Within a tower of foreclosure depositions shown at the Ticktin Law Group’s Deerfield Beach office, senior legal counsel Peter Ticktin says the group has discovered the groundwork of an illegal home foreclosure system.

Ticktin said, "It's massive, it's criminal, it's wrong and it's proven with what lawyers call a mountain of evidence."

That evidence, according Ticktin, includes incorrect foreclosure paperwork pushed through by all types of banks.

Ticktin says banks hired unqualified workers to complete crucial foreclosure affidavits, which are the official document used for a foreclosure hearing.

In many cases, Ticktin says banks purposely put wrong income information on those affidavits to rush foreclosures through.

Meanwhile, CNBC runs a piece from a senior editor warning Americans not to "lionize" these anti-foreclosure "deadbeats":

The typical person who is fighting foreclosure on “show me the note” grounds is someone who has stopped making payments on their mortgage but refuses to surrender their house to the bank. Some of them may not even be suffering from financial hardship—other than having taken on debt that they cannot afford.

Earlier this week, CNN Money told the tale of a woman from Wappinger Falls, New York named Replique D'Amelio. She owes just under $400,000 on her mortgage, which is currently underwater. Even at the height of the housing boom, however, $400,000 would have bought you a very nice place in Wappinger Falls.

CitiMortgage modified D’Amelio’s mortgage but she defaulted anyway. Now she claims that Citi cannot foreclose upon her because Fannie Mae is the owner of her mortgage. Her lawyer argues that the mortgage was improperly assigned to Citi, and is contesting the foreclosure on those grounds.

Let’s grant D’Amelio not only the facts but also her interpretation of foreclosure law. Perhaps Citi, which purchased the mortgage in late 2006 and sold it to Fannie Mae in early 2007, shouldn’t be able to foreclose. Maybe the MERS system somehow vitiated any security interest attached to her house through the mortgage.

This doesn’t change the fact that D’Amelio is attempting to stay in a house while reneging on her obligation to repay the loan she used to buy the home.
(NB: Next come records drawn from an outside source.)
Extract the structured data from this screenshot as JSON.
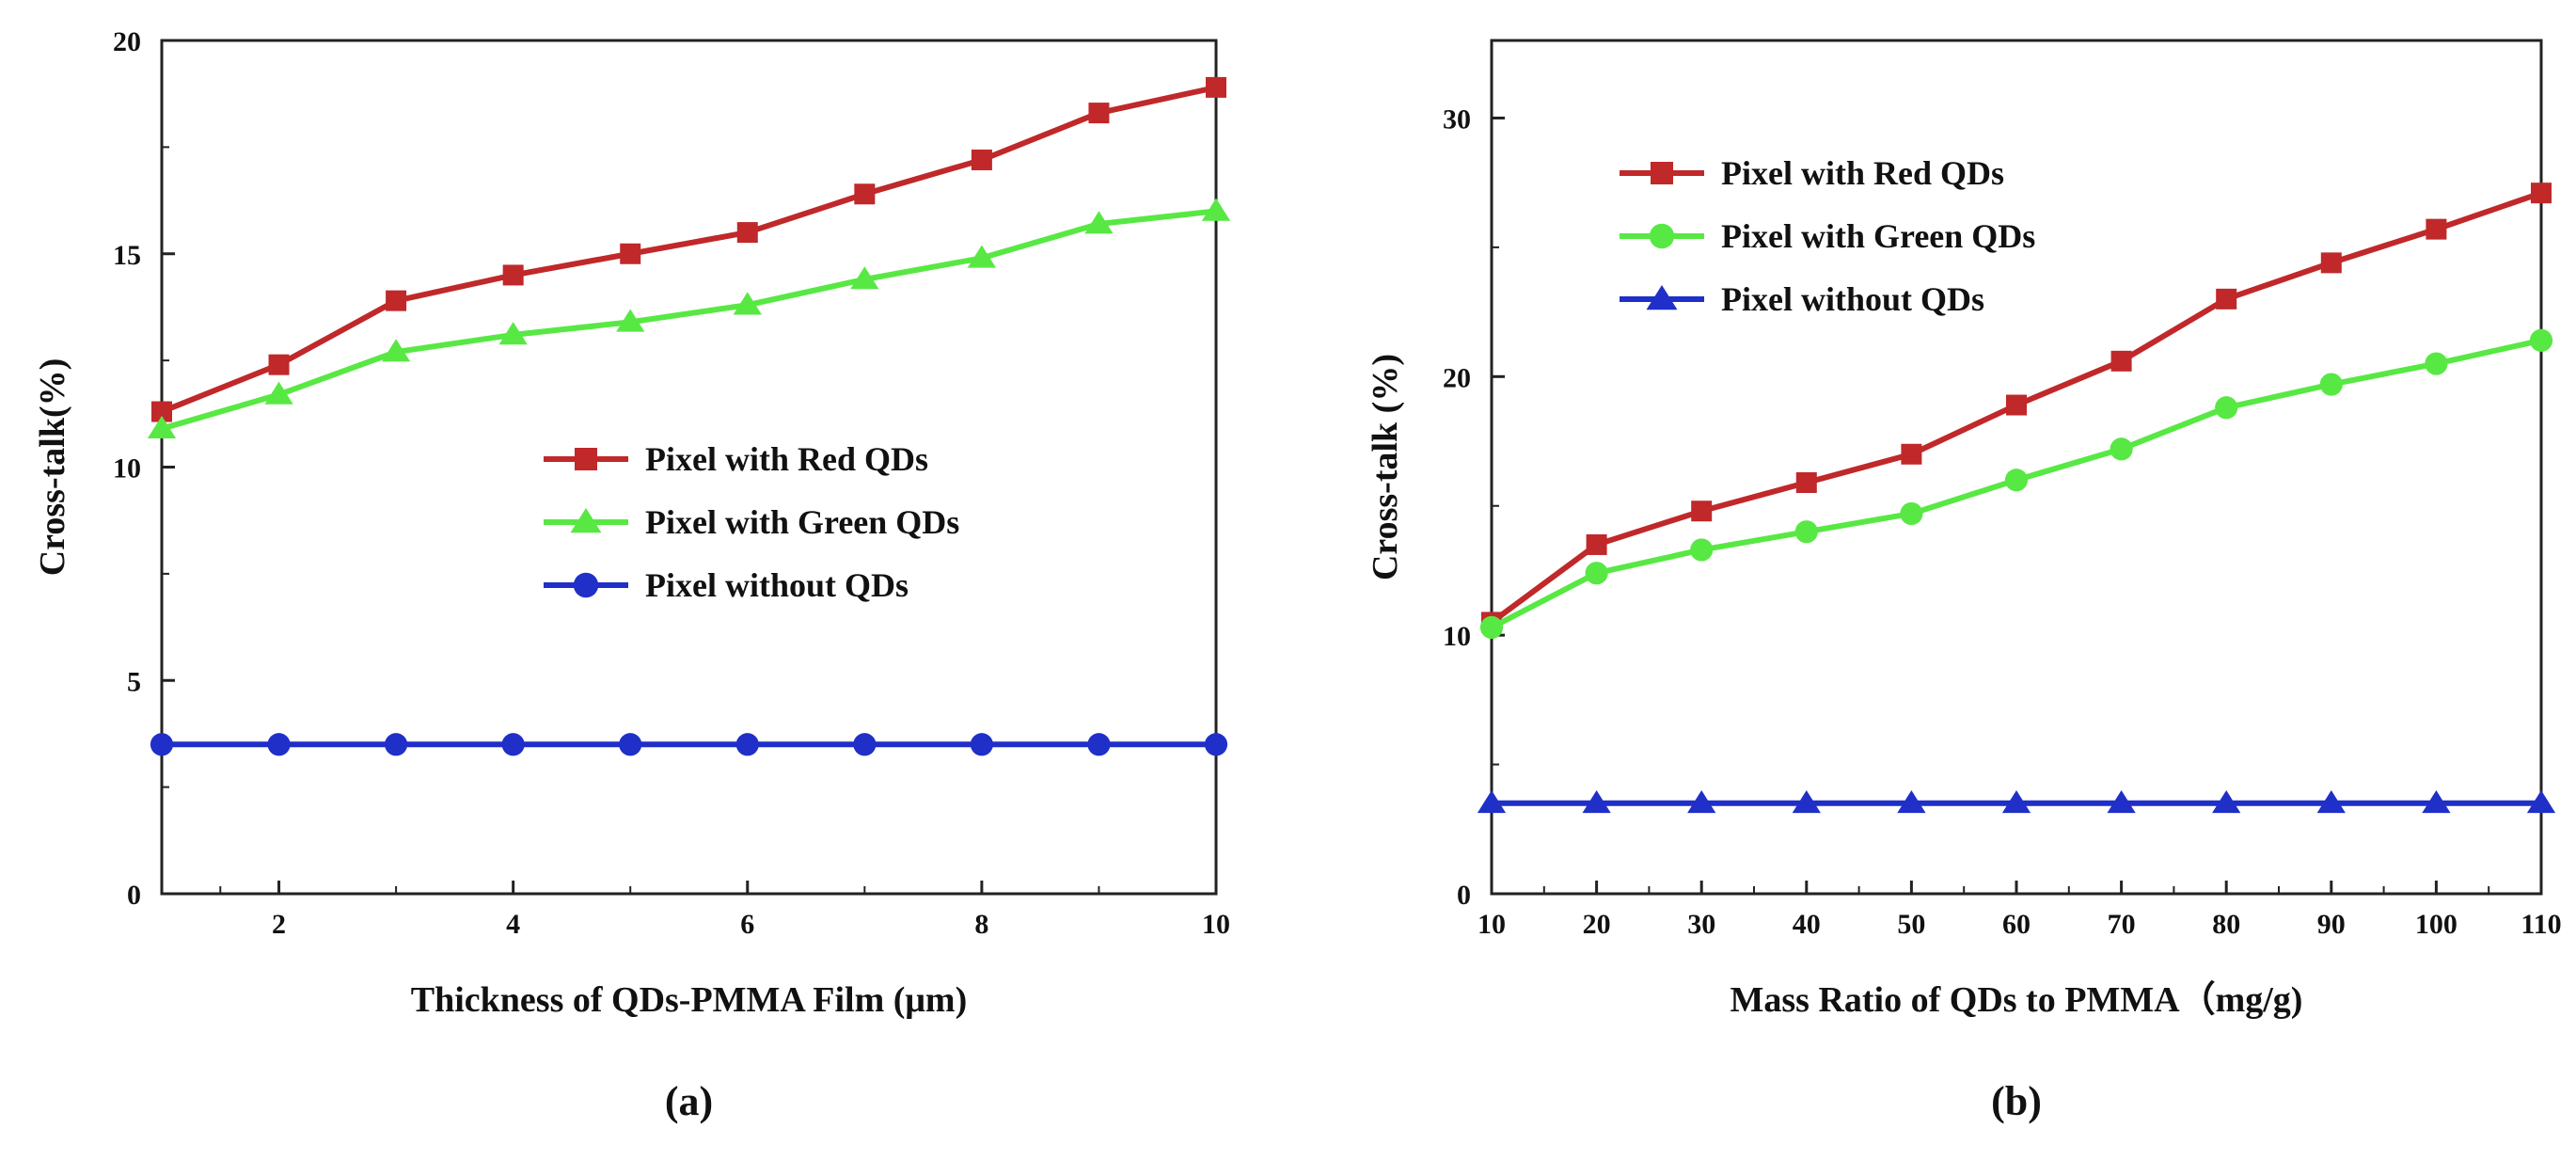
{
  "chart_data": [
    {
      "type": "line",
      "panel_label": "(a)",
      "xlabel": "Thickness of QDs-PMMA Film (μm)",
      "ylabel": "Cross-talk(%)",
      "xlim": [
        1,
        10
      ],
      "ylim": [
        0,
        20
      ],
      "xticks": [
        2,
        4,
        6,
        8,
        10
      ],
      "yticks": [
        0,
        5,
        10,
        15,
        20
      ],
      "legend_position": "center-right",
      "x": [
        1,
        2,
        3,
        4,
        5,
        6,
        7,
        8,
        9,
        10
      ],
      "series": [
        {
          "name": "Pixel with Red QDs",
          "color": "#c0282a",
          "marker": "square",
          "values": [
            11.3,
            12.4,
            13.9,
            14.5,
            15.0,
            15.5,
            16.4,
            17.2,
            18.3,
            18.9
          ]
        },
        {
          "name": "Pixel with Green QDs",
          "color": "#58e844",
          "marker": "triangle",
          "values": [
            10.9,
            11.7,
            12.7,
            13.1,
            13.4,
            13.8,
            14.4,
            14.9,
            15.7,
            16.0
          ]
        },
        {
          "name": "Pixel without QDs",
          "color": "#1f2fc8",
          "marker": "circle",
          "values": [
            3.5,
            3.5,
            3.5,
            3.5,
            3.5,
            3.5,
            3.5,
            3.5,
            3.5,
            3.5
          ]
        }
      ]
    },
    {
      "type": "line",
      "panel_label": "(b)",
      "xlabel": "Mass Ratio of QDs to PMMA（mg/g)",
      "ylabel": "Cross-talk (%)",
      "xlim": [
        10,
        110
      ],
      "ylim": [
        0,
        33
      ],
      "xticks": [
        10,
        20,
        30,
        40,
        50,
        60,
        70,
        80,
        90,
        100,
        110
      ],
      "yticks": [
        0,
        10,
        20,
        30
      ],
      "legend_position": "top-left",
      "x": [
        10,
        20,
        30,
        40,
        50,
        60,
        70,
        80,
        90,
        100,
        110
      ],
      "series": [
        {
          "name": "Pixel with Red QDs",
          "color": "#c0282a",
          "marker": "square",
          "values": [
            10.5,
            13.5,
            14.8,
            15.9,
            17.0,
            18.9,
            20.6,
            23.0,
            24.4,
            25.7,
            27.1
          ]
        },
        {
          "name": "Pixel with Green QDs",
          "color": "#58e844",
          "marker": "circle",
          "values": [
            10.3,
            12.4,
            13.3,
            14.0,
            14.7,
            16.0,
            17.2,
            18.8,
            19.7,
            20.5,
            21.4
          ]
        },
        {
          "name": "Pixel without QDs",
          "color": "#1f2fc8",
          "marker": "triangle",
          "values": [
            3.5,
            3.5,
            3.5,
            3.5,
            3.5,
            3.5,
            3.5,
            3.5,
            3.5,
            3.5,
            3.5
          ]
        }
      ]
    }
  ]
}
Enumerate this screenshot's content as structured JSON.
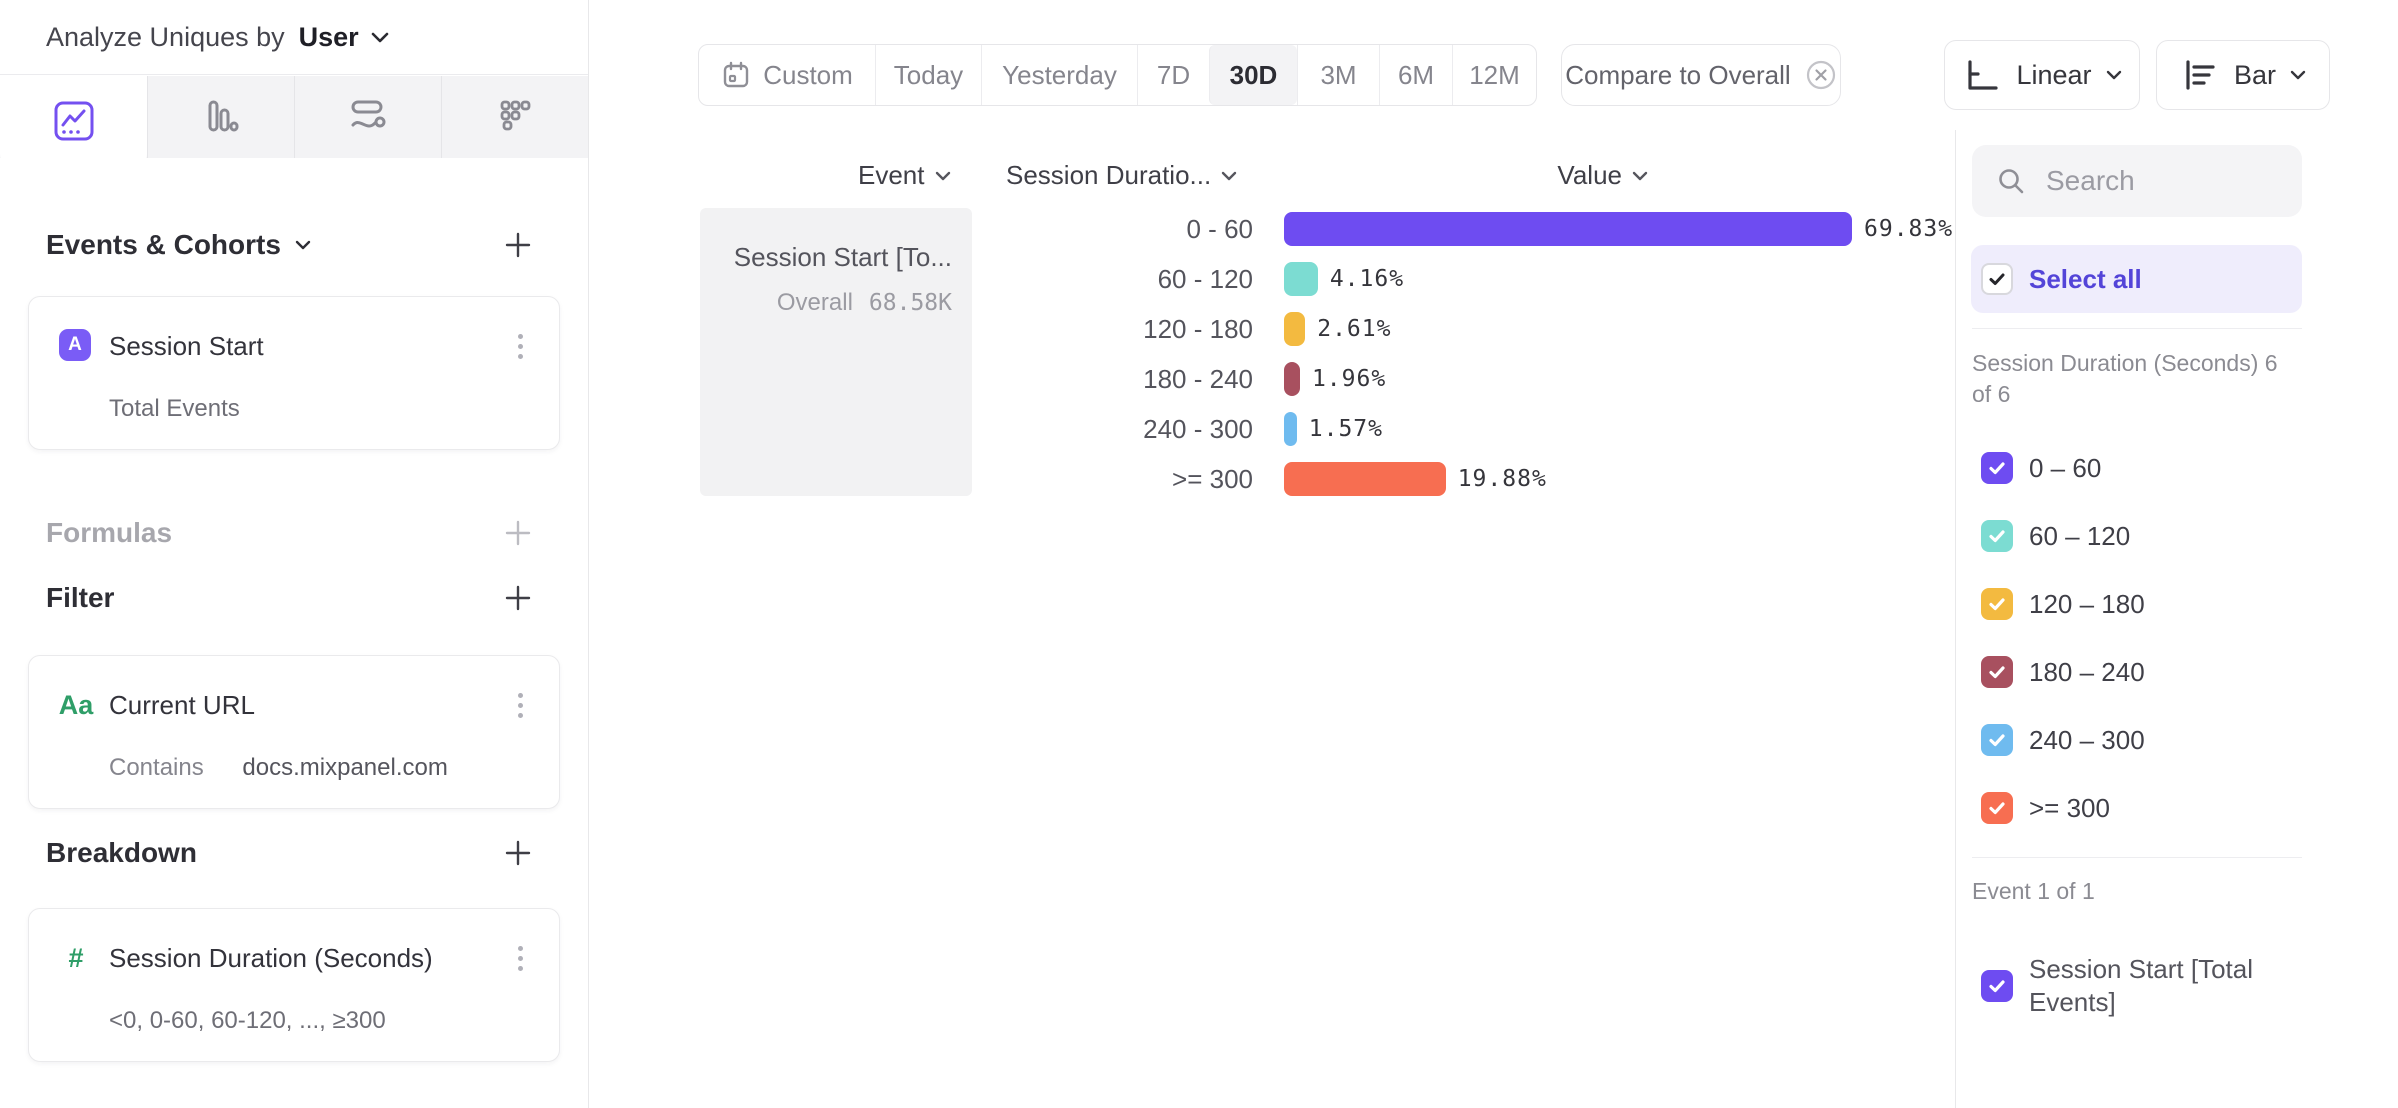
{
  "header": {
    "analyze_by_label": "Analyze Uniques by",
    "analyze_by_value": "User"
  },
  "sidebar": {
    "tabs": [
      {
        "icon": "insights-line-chart-icon",
        "selected": true
      },
      {
        "icon": "bar-chart-icon",
        "selected": false
      },
      {
        "icon": "flows-icon",
        "selected": false
      },
      {
        "icon": "retention-dots-icon",
        "selected": false
      }
    ],
    "events_title": "Events & Cohorts",
    "event_card": {
      "badge": "A",
      "title": "Session Start",
      "subtitle": "Total Events"
    },
    "formulas_title": "Formulas",
    "filter_title": "Filter",
    "filter_card": {
      "icon": "Aa",
      "title": "Current URL",
      "operator": "Contains",
      "value": "docs.mixpanel.com"
    },
    "breakdown_title": "Breakdown",
    "breakdown_card": {
      "icon": "#",
      "title": "Session Duration (Seconds)",
      "subtitle": "<0, 0-60, 60-120, ..., ≥300"
    }
  },
  "toolbar": {
    "date_ranges": [
      "Custom",
      "Today",
      "Yesterday",
      "7D",
      "30D",
      "3M",
      "6M",
      "12M"
    ],
    "selected_range": "30D",
    "compare_label": "Compare to Overall",
    "scale_button": "Linear",
    "chart_type_button": "Bar"
  },
  "chart_data": {
    "type": "bar",
    "orientation": "horizontal",
    "columns": {
      "event": "Event",
      "breakdown": "Session Duratio...",
      "value": "Value"
    },
    "event_cell": {
      "title": "Session Start [To...",
      "overall_label": "Overall",
      "overall_value": "68.58K"
    },
    "categories": [
      "0 - 60",
      "60 - 120",
      "120 - 180",
      "180 - 240",
      "240 - 300",
      ">= 300"
    ],
    "values": [
      69.83,
      4.16,
      2.61,
      1.96,
      1.57,
      19.88
    ],
    "value_labels": [
      "69.83%",
      "4.16%",
      "2.61%",
      "1.96%",
      "1.57%",
      "19.88%"
    ],
    "colors": [
      "#6e4cf1",
      "#7cdcd2",
      "#f3ba40",
      "#a8505f",
      "#6fbbef",
      "#f76e51"
    ],
    "xlim": [
      0,
      69.83
    ],
    "unit": "%",
    "legend_position": "right-panel"
  },
  "right_panel": {
    "search_placeholder": "Search",
    "select_all_label": "Select all",
    "breakdown_group_label": "Session Duration (Seconds) 6 of 6",
    "items": [
      {
        "label": "0 – 60",
        "checked": true
      },
      {
        "label": "60 – 120",
        "checked": true
      },
      {
        "label": "120 – 180",
        "checked": true
      },
      {
        "label": "180 – 240",
        "checked": true
      },
      {
        "label": "240 – 300",
        "checked": true
      },
      {
        "label": ">= 300",
        "checked": true
      }
    ],
    "event_group_label": "Event 1 of 1",
    "event_item": {
      "label": "Session Start [Total Events]",
      "checked": true
    }
  }
}
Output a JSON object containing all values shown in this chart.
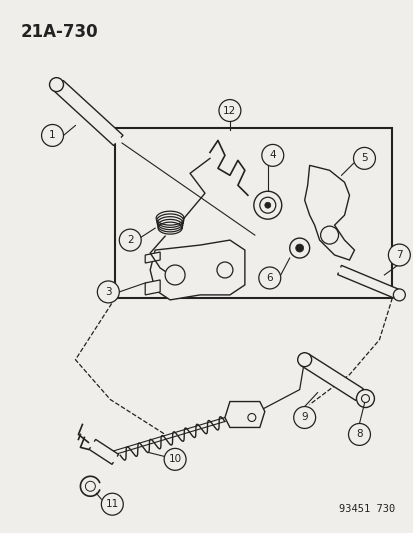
{
  "title": "21A-730",
  "background_color": "#f0eeea",
  "diagram_color": "#222222",
  "catalog_number": "93451 730",
  "figsize": [
    4.14,
    5.33
  ],
  "dpi": 100
}
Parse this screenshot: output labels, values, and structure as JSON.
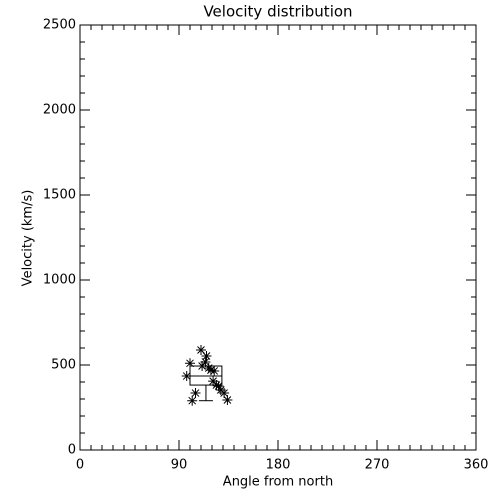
{
  "chart_data": {
    "type": "scatter",
    "title": "Velocity distribution",
    "xlabel": "Angle from north",
    "ylabel": "Velocity (km/s)",
    "x": [
      97,
      100,
      102,
      105,
      110,
      111,
      114,
      115,
      117,
      119,
      121,
      122,
      124,
      126,
      128,
      131,
      134
    ],
    "values": [
      435,
      510,
      290,
      335,
      588,
      494,
      518,
      553,
      482,
      470,
      405,
      465,
      382,
      376,
      353,
      335,
      294
    ],
    "marker": "asterisk",
    "color": "#000000",
    "box": {
      "x_range": [
        100,
        129
      ],
      "q1": 382,
      "median": 435,
      "q3": 494,
      "whisker_low": 290
    },
    "xlim": [
      0,
      360
    ],
    "xticks": [
      0,
      90,
      180,
      270,
      360
    ],
    "ylim": [
      0,
      2500
    ],
    "yticks": [
      0,
      500,
      1000,
      1500,
      2000,
      2500
    ],
    "x_minor": 9,
    "y_minor": 5
  }
}
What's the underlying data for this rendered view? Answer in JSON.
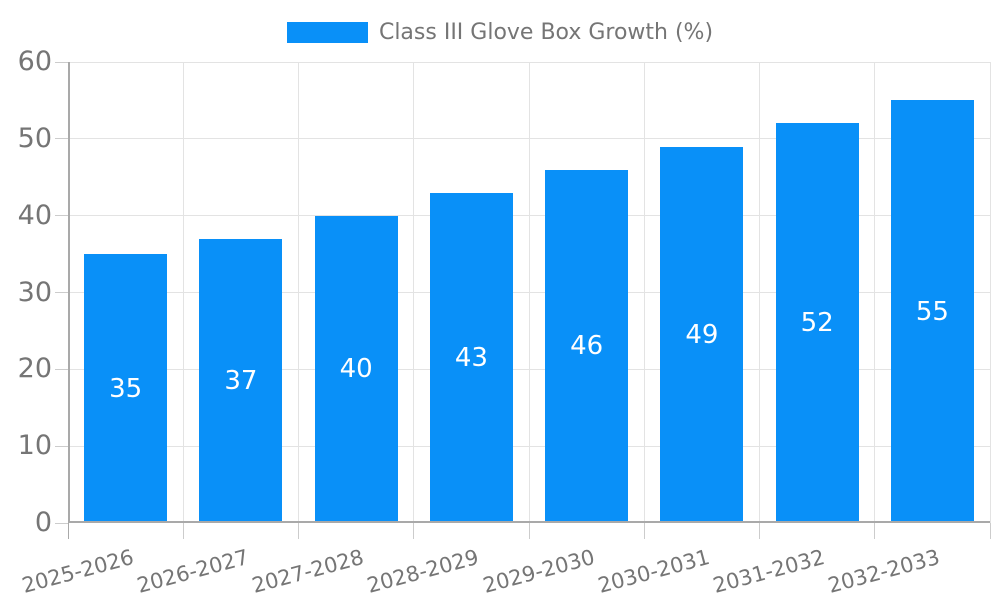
{
  "colors": {
    "bar": "#0990f8",
    "grid": "#e3e3e3",
    "tick": "#cccccc",
    "axis": "#a9a9a9",
    "label_text": "#757575",
    "value_text": "#ffffff",
    "background": "#ffffff"
  },
  "chart_data": {
    "type": "bar",
    "title": "",
    "xlabel": "",
    "ylabel": "",
    "legend_position": "top-center",
    "grid": true,
    "categories": [
      "2025-2026",
      "2026-2027",
      "2027-2028",
      "2028-2029",
      "2029-2030",
      "2030-2031",
      "2031-2032",
      "2032-2033"
    ],
    "series": [
      {
        "name": "Class III Glove Box Growth (%)",
        "values": [
          35,
          37,
          40,
          43,
          46,
          49,
          52,
          55
        ]
      }
    ],
    "ylim": [
      0,
      60
    ],
    "yticks": [
      0,
      10,
      20,
      30,
      40,
      50,
      60
    ],
    "x_tick_label_rotation_deg": -15,
    "bar_value_labels_shown": true
  }
}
The fact that her mortgage is owned by Fannie Mae actually makes her default uglier. Her refusal or inability to pay is inflicting losses on a mortgage company that is owned by the government and funded by tax-payers.

As Atrios says, "I really don't get the complete lack of concern for property rights". (Although I think he would, if he thought a little harder.)

If Citi doesn't own the mortgage then the woman doesn't owe them any money. If Citi doesn't own the mortgage then it isn't the case that "perhaps" they shouldn't foreclose on her, it's the case that they have no legal right to foreclosure. Citi can't just take possesion of a house, or decide someone owes them money, just because they say so.

And, yes, maybe one day Fannie will get around to a foreclosure process, but Citi cannot just assert control of the mortgage and the property on their say so.

...adding, the view just seems to be "well, she deserves to lose her house so it doesn't really matter who takes it from her."